Garden City High School graduate Kash Patel was described as an unqualified conspiracy theorist and a brilliant investigator seeking accountability before he was confirmed on Feb. 21 as the new FBI director.
The U.S. Senate voted 51-49 to confirm Patel’s nomination, with two Republicans joining 45 Democrats and two independents in opposition, following a contentious confirmation process that included one senator accusing the nation’s new top cop of possibly committing perjury.
“The American people deserve an FBI that is transparent, accountable, and committed to justice,” Patel said in a statement upon his confirmation. “The politicization of our justice system has eroded the public trust — but that ends today.”
Patel replaces former FBI Director Christopher Wray, who President Donald Trump had appointed during his first term in 2017 and resigned Jan. 19, one day before Trump’s second term began.
The day before the vote, U.S. Senate Democratic Whip Dick Durbin (D-Ill.) alleged Patel had lied under oath during the confirmation process when Patel denied claims that he was helping purge the FBI of agents who investigated the Jan. 6, 2021, Capitol riots.
“When asked about the possible firings of career FBI officials at his confirmation hearing, Mr.
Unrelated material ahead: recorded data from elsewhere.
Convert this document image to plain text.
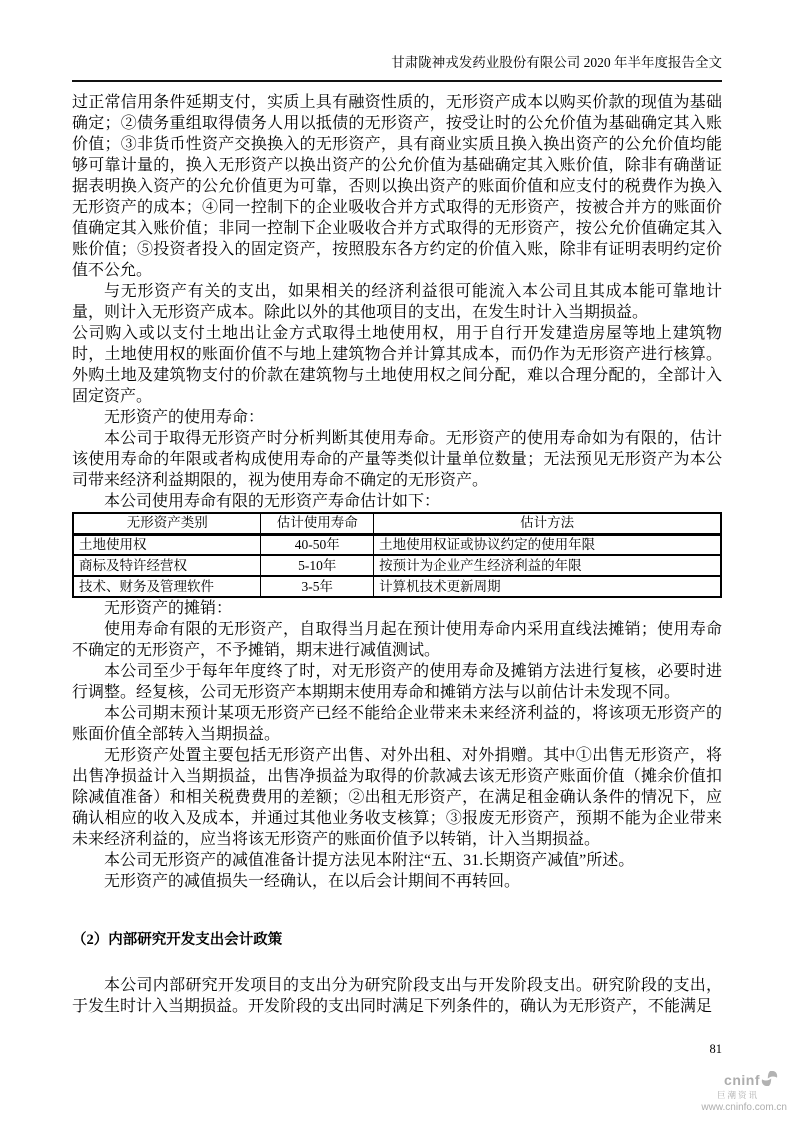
甘肃陇神戎发药业股份有限公司 2020 年半年度报告全文

过正常信用条件延期支付，实质上具有融资性质的，无形资产成本以购买价款的现值为基础确定；②债务重组取得债务人用以抵债的无形资产，按受让时的公允价值为基础确定其入账价值；③非货币性资产交换换入的无形资产，具有商业实质且换入换出资产的公允价值均能够可靠计量的，换入无形资产以换出资产的公允价值为基础确定其入账价值，除非有确凿证据表明换入资产的公允价值更为可靠，否则以换出资产的账面价值和应支付的税费作为换入无形资产的成本；④同一控制下的企业吸收合并方式取得的无形资产，按被合并方的账面价值确定其入账价值；非同一控制下企业吸收合并方式取得的无形资产，按公允价值确定其入账价值；⑤投资者投入的固定资产，按照股东各方约定的价值入账，除非有证明表明约定价值不公允。

与无形资产有关的支出，如果相关的经济利益很可能流入本公司且其成本能可靠地计量，则计入无形资产成本。除此以外的其他项目的支出，在发生时计入当期损益。

公司购入或以支付土地出让金方式取得土地使用权，用于自行开发建造房屋等地上建筑物时，土地使用权的账面价值不与地上建筑物合并计算其成本，而仍作为无形资产进行核算。外购土地及建筑物支付的价款在建筑物与土地使用权之间分配，难以合理分配的，全部计入固定资产。

无形资产的使用寿命：

本公司于取得无形资产时分析判断其使用寿命。无形资产的使用寿命如为有限的，估计该使用寿命的年限或者构成使用寿命的产量等类似计量单位数量；无法预见无形资产为本公司带来经济利益期限的，视为使用寿命不确定的无形资产。

本公司使用寿命有限的无形资产寿命估计如下：

无形资产类别	估计使用寿命	估计方法
土地使用权	40-50年	土地使用权证或协议约定的使用年限
商标及特许经营权	5-10年	按预计为企业产生经济利益的年限
技术、财务及管理软件	3-5年	计算机技术更新周期

无形资产的摊销：

使用寿命有限的无形资产，自取得当月起在预计使用寿命内采用直线法摊销；使用寿命不确定的无形资产，不予摊销，期末进行减值测试。

本公司至少于每年年度终了时，对无形资产的使用寿命及摊销方法进行复核，必要时进行调整。经复核，公司无形资产本期期末使用寿命和摊销方法与以前估计未发现不同。

本公司期末预计某项无形资产已经不能给企业带来未来经济利益的，将该项无形资产的账面价值全部转入当期损益。

无形资产处置主要包括无形资产出售、对外出租、对外捐赠。其中①出售无形资产，将出售净损益计入当期损益，出售净损益为取得的价款减去该无形资产账面价值（摊余价值扣除减值准备）和相关税费费用的差额；②出租无形资产，在满足租金确认条件的情况下，应确认相应的收入及成本，并通过其他业务收支核算；③报废无形资产，预期不能为企业带来未来经济利益的，应当将该无形资产的账面价值予以转销，计入当期损益。

本公司无形资产的减值准备计提方法见本附注“五、31.长期资产减值”所述。

无形资产的减值损失一经确认，在以后会计期间不再转回。

（2）内部研究开发支出会计政策

本公司内部研究开发项目的支出分为研究阶段支出与开发阶段支出。研究阶段的支出，于发生时计入当期损益。开发阶段的支出同时满足下列条件的，确认为无形资产，不能满足

81
cninf
巨潮资讯
www.cninfo.com.cn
Patel, under oath, said, ‘I don’t know what’s going on right now’ at the FBI,” Durbin said. “That’s not true. Thanks to multiple brave whistleblowers, we now know that Mr. Patel likely committed perjury in making that statement.”
Erica Knight, Patel’s spokeswoman, called the allegations “second-hand gossip” and maintained that Patel “has been fully transparent with the American people throughout this process and has demonstrated the integrity and leadership needed for this role.”
In his 2023 book “Government Gangsters: The Deep State, the Truth, and the Battle for Our Democracy,” Patel wrote that he became interested in studying law while speaking with attorneys he caddied for at the Garden City Golf Club. He later served as a defense attorney, federal prosecutor, and eventually worked for former U.S. Rep. Devin Nunes (R-Calif.). Patel was widely credited with having a key role in writing the Nunes memo that questioned the legitimacy of the FBI’s evidence used at the start of its investigation into Russian interference in the 2016 presidential election. Patel later worked in Trump’s administration during his first term and also penned “The Plot Against the King,” a series of politically themed children’s books.
Critics have suggested that Patel’s 2023 book indicates he plans to use his new FBI leadership role to exact revenge against the president’s opponents, which he has also publicly stated he plans to do — although he downplayed that stance during the confirmation hearings.
“We’re going to come after the people in the media who lied about American citizens, who helped Joe Biden rig presidential elections,” Patel told former Trump adviser Steve Bannon’s podcast in 2023. “We’re going to come after you. Whether it’s criminally or civilly, we’ll figure that out.”
In addition to questioning the outcome of the elections, suggesting deep state political operatives are plotting against the president, and calling the Jan. 6 rioters “political prisoners,” he has also posted in support of QAnon, the far-right conspiracy theory that claims Trump is waging a behind-the-scenes war against elitist global child sex trafficking by Satanist cannibal pedophiles.
Among his first orders of business was to reassign thousands of FBI agents from its headquarters to field offices nationwide. He was also sworn in on Feb. 24 as acting director of the Bureau of Alcohol, Tobacco and Firearms, overseeing an agency with another 5,000 employees in addition to the more than 10,000 staffers at the FBI.
The leaders of the Nassau and Suffolk Police Benevolent Associations — the unions that represent thousands of rank-and-file officers on Long Island — issued statements in support of Patel’s nomination. Nassau County Executive Bruce Blakeman, a Trump ally, congratulated Patel’s confirmation on social media.
He wrote: “Kash’s journey from Long Island to leading the nation’s premier law enforcement agency is truly inspiring. We wish him success as he steps into this pivotal role.”